If Carter wasn’t giving Scully that, he could at least have broadened the activities of the vengeance-filled government employees and turning their murderous intent into whacky hijinks, so providing a degree of balance. I waited for the nurse to go full-on demented De Palma but she remained straightforwardly bigoted. 


It doesn’t help the Scully side of the story that Ammell’s Miller is the embodiment of a square-jawed, forgettable lead, while Ambrose is highly personable and memorable (I note that, in flip to Duchovny and Anderson, she’s about a decade older than him). That they’re both back for My Struggle II may be unfortunate, as Mulder and Scully meeting and being impressed by their younger like-minds is a good one-off conceit but probably has limited shelf life (and let’s not even go there with potential baton-passing).


Mulder: I was under the influence of something powerful.
Einstein: Yes, the power of suggestion.

Carter delivers a series of solid funny lines, even if his more serious ones are buried under the weight of their own self-importance. “He seemed like a bright young man” quips Mulder of Miller, while Scully offers “I believe that you believe” of Miller’s credulousness. “Remarkably, I did nothing. And remarkably, it worked”, Agent Einstein offers Miller of how she extracted vital information from the patient.


Duchonvy’s interaction with Ambrose is a lot of fun (which bodes well, if Anderson has limited availability for any future excursions, as she has intimated may be the case, what with her living in Blighty and all), from his unsuccessful attempts to blind her with pseudo-science (“But first, can we talk about the nature of reality as you perceive it?”), with a winningly absurd theory that, if thoughts have a mass then ergo by taking magic mushrooms he will be able to establish a communicative link with the comatose terrorist, Einstein on hand to administer the illicit schedule 1 substance. All this, and Madame Helena Blavatsky too.


I’d wondered at the artistic licence by which Mulder came up on his ‘shrooms so quicky, so the revelation that he’d only dosed himself with niacin was surprisingly appropriate. As these things go. The experience has its highs (Tom Waits) and lows (Miley’s Achy Breaky Dad) as Fox gets to party with The Dead Gunmen (he should have taken the opportunity to ask what was going on with that premonitory Twin Towers episode) and Skinner, line dance, wear MUSH and ROOM knuckle rings, and encounter a fetish wear Einstein (“You were fifty shades of bad”).

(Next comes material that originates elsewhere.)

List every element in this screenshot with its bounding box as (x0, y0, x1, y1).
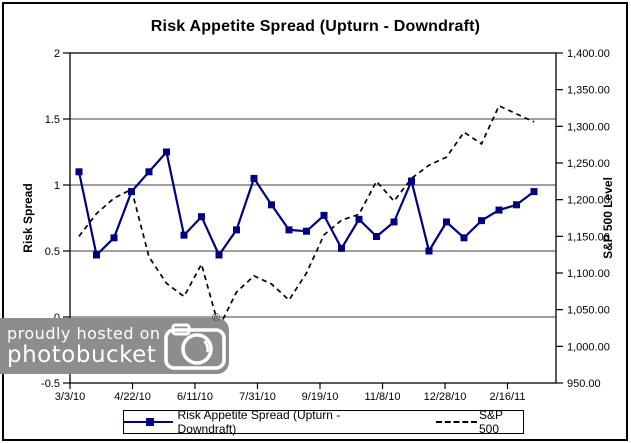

Then it gets serious as Mulder shows his man-paunch on a Charon-esque boat ride while Carter pulls out all the stops for provocative imagery (the young terrorist, in a dying Christ pose, nursed by his mother). Really, the trip sequence alone put the episode ahead of most of this run, as luckily it’s the kind of visual excess Carter can handle quite well (I still get nauseous thinking about his one-take Branagh-on-steroids swirling camera in Triangle) so, along with the preceding playfulness, Babylon safely takes the silver for this season (so far).


Mulder asks “How did that work?” of the placebo, and the same might be said of the episode. It’s certainly a polarising one, with many voices coming forward to deny it. Sure, it’s a bit of a wash if you’re looking to take away anything profound from its topical sweep. But then, that goes back to a sentiment I voiced last week. Einstein asks Miller, “You think anyone takes The X-Files seriously?” And the answer is, “Not since about 1998, no”. Babylon seems to confirm this. So it looks like funny is the only way to go.